Linpus läßt mich nicht los. Im letzten September habe ich ein Asus Notebook mit "vorinstalliertem" Linpus gekauft. Von Linpus hatte ich noch nie gehört, und war der naiven Meinung, das sei ein Linux wie jede andere in Deutschland verbreitete Distribution. Das kriegen wir schon in Griff! Drei bis vier Wochen hat Linpus auf meinem Rechner überdauert ...

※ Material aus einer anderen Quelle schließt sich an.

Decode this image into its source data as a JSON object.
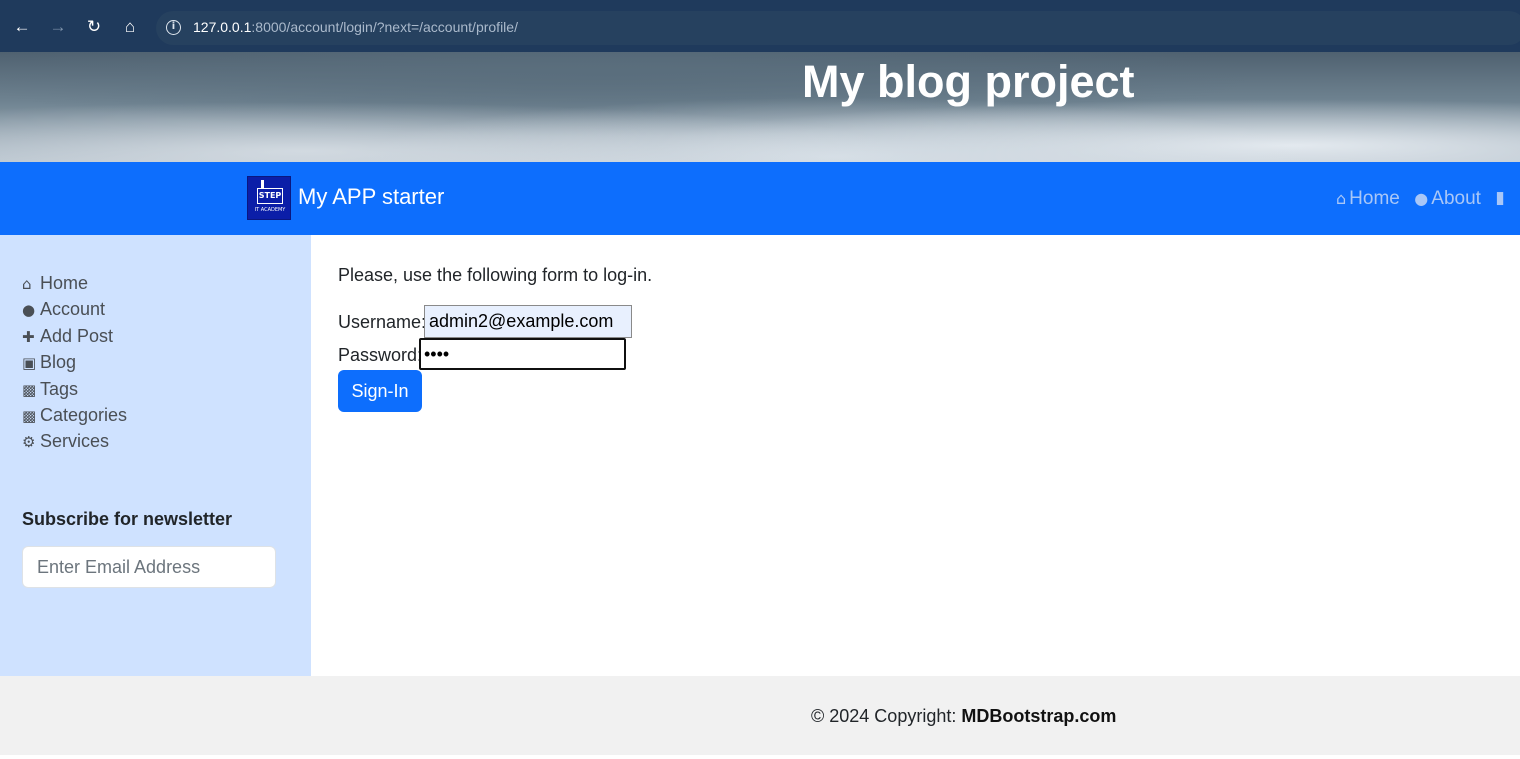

Hier im Forum sind häufiger verzweifelte Linux-Anfänger aufgetaucht, oft mit dem Problem, Linpus loszuwerden und durch ein Windows zu ersetzen. Auf Distrowatch bin ich dann auf eine verlinkte Rezension auf Portugiesisch gestoßen: Viva o Linux: Linpus Linux 9.6 Full - Uma pequena revisão von Jorge Guardiola Meinhardt
Das legt nahe, daß es sich eine Rezension handelt, die eine Übersetzung in andere Sprachen Wert ist. Und für mich ein gutes Training!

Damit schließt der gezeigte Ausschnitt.